Nitrogen input level modulates straw-derived organic carbon physical fractions accumulation by stimulating specific fungal groups during decomposition

Abstract

Microbial-driven straw-derived soil organic carbon (SOC) sequestration plays pivotal role in promoting soil productivity and achieving C neutrality, while nitrogen (N) and phosphorus (P) input levels are the impetus of this process. However, our understanding of the microbial mechanism underpinning the straw-derived SOC fractions accumulation within aggregates under contrasting N and P application rates is rudimentary. Here, a 90-day incubation experiment was conducted to observe the dynamics of straw-derived SOC fractions accumulation within aggregates by adding C3 straw (natural 13C-labeled substrate) to a Mollisol (in which C3 plants had never been grown). Treatments included straw combinations of half N and regular P (N1/2 +P + SR), regular N and half P (N + P1/2 +SR) and regular N and P (N + P + SR). Regular N input accelerated the succession of the microbial community from bacteria-dominated to fungi-dominated and increased the contents of straw-derived particulate OC (POC) at 10 days and mineral-associated OC (MOC) at 30 days within aggregates. Differential abundance analysis and slopes of linear regression models showed that the fungal community, especially the core enriched taxon of Chaetomiaceae, was strongly positively correlated with straw-derived MOC after N input. Random forest models strengthened the view that N input rate and Chaetomiaceae richness may directly mediate straw-derived POC and MOC accumulation process, respectively, during incubation. To verify our conjecture, another 60-day incubation experiment was carried out to elucidate the effects of Chaetomium globosum inoculation and N application on SOC turnover after straw addition. Chaetomium globosum inoculation with regular N input promoted straw decomposition and SOC sequestration than other treatments, but no difference was observed in soil respiratory quotient compared with control.
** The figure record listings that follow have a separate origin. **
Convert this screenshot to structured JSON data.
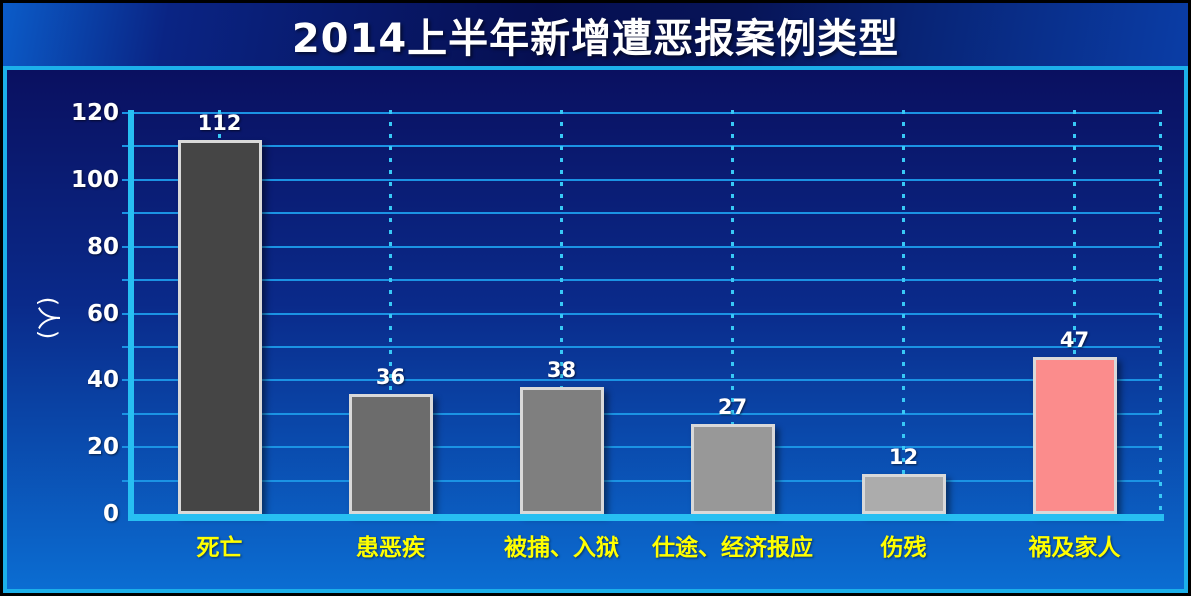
{
  "title": "2014上半年新增遭恶报案例类型",
  "chart_data": {
    "type": "bar",
    "title": "2014上半年新增遭恶报案例类型",
    "xlabel": "",
    "ylabel": "(人)",
    "categories": [
      "死亡",
      "患恶疾",
      "被捕、入狱",
      "仕途、经济报应",
      "伤残",
      "祸及家人"
    ],
    "values": [
      112,
      36,
      38,
      27,
      12,
      47
    ],
    "value_labels": [
      "112",
      "36",
      "38",
      "27",
      "12",
      "47"
    ],
    "bar_colors": [
      "#454545",
      "#6c6c6c",
      "#7f7f7f",
      "#989898",
      "#acacac",
      "#fb8c8c"
    ],
    "y_ticks": [
      0,
      20,
      40,
      60,
      80,
      100,
      120
    ],
    "ylim": [
      0,
      120
    ],
    "minor_grid_interval": 10,
    "grid": "horizontal solid every 10, vertical dotted guide at each category center",
    "legend": "none"
  },
  "colors": {
    "title_text": "#ffffff",
    "axis_cyan": "#27bff2",
    "gridline_blue": "#1b93e4",
    "dotted_guide": "#38c9f6",
    "category_label_yellow": "#ffff00",
    "value_label_white": "#ffffff",
    "bar_border": "#d9d9d9",
    "body_gradient_top": "#0a1060",
    "body_gradient_bottom": "#0b6dd2",
    "frame_black": "#000000",
    "frame_cyan": "#1cb0ea"
  }
}
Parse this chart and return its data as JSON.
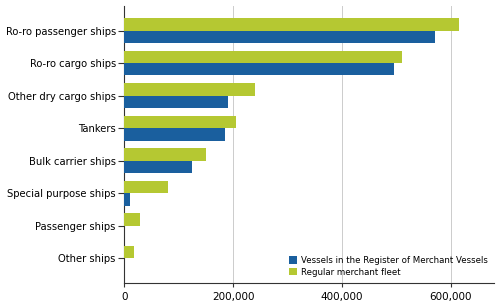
{
  "categories": [
    "Ro-ro passenger ships",
    "Ro-ro cargo ships",
    "Other dry cargo ships",
    "Tankers",
    "Bulk carrier ships",
    "Special purpose ships",
    "Passenger ships",
    "Other ships"
  ],
  "register_values": [
    570000,
    495000,
    190000,
    185000,
    125000,
    10000,
    0,
    0
  ],
  "regular_values": [
    615000,
    510000,
    240000,
    205000,
    150000,
    80000,
    30000,
    18000
  ],
  "register_color": "#1a5f9e",
  "regular_color": "#b5c832",
  "legend_labels": [
    "Vessels in the Register of Merchant Vessels",
    "Regular merchant fleet"
  ],
  "xlim": [
    0,
    680000
  ],
  "xticks": [
    0,
    200000,
    400000,
    600000
  ],
  "bar_height": 0.38,
  "background_color": "#ffffff",
  "figure_width": 5.0,
  "figure_height": 3.08,
  "dpi": 100
}
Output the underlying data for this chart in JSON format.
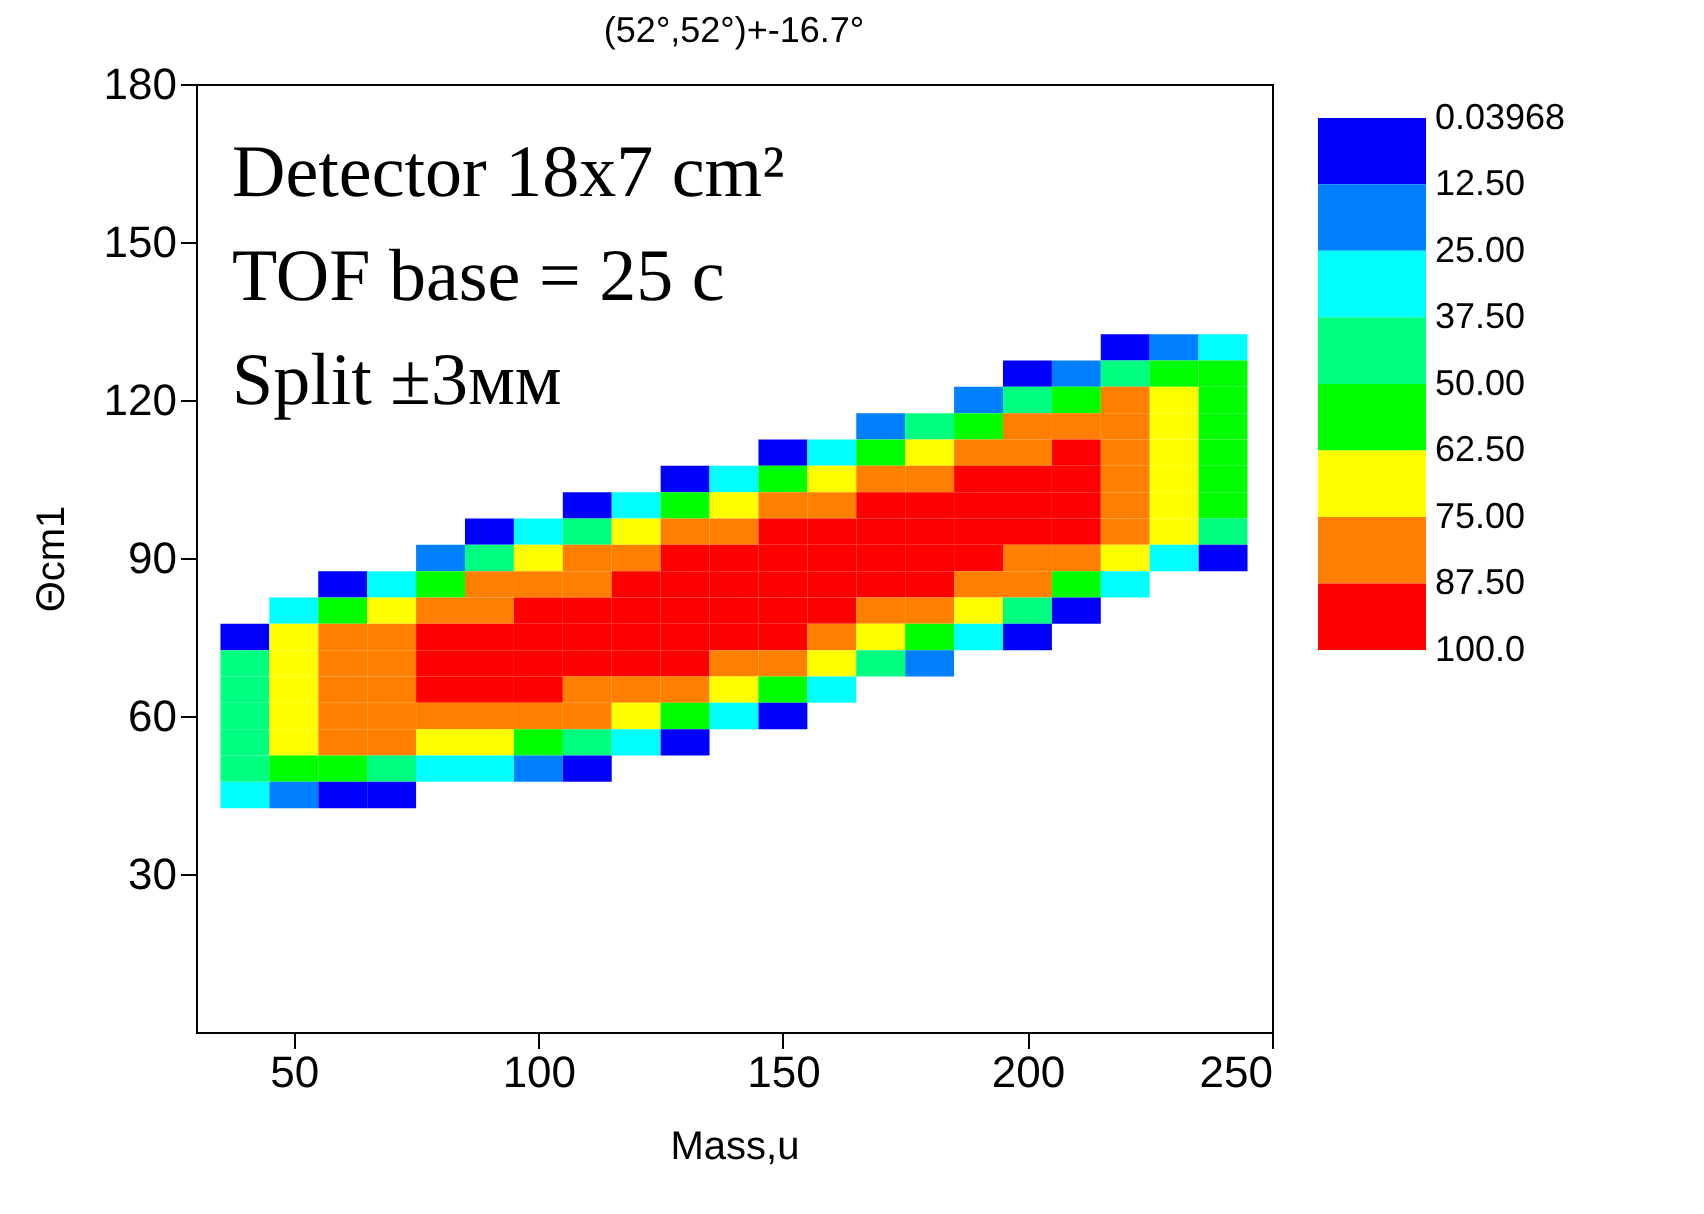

The slopes of linear regression model show the more significant and positive correlations between SOC content and Chaetomiaceae richness in the present study than data from previous references, impling the important role of Chaetomiaceae in SOC sequestration in Mollisols. Our work provides new ecophysiological angles for understanding the effect of Chaetomiaceae richness on the accrual of SOC in response to varying N levels in agroecosystems on the Northeast China Plain.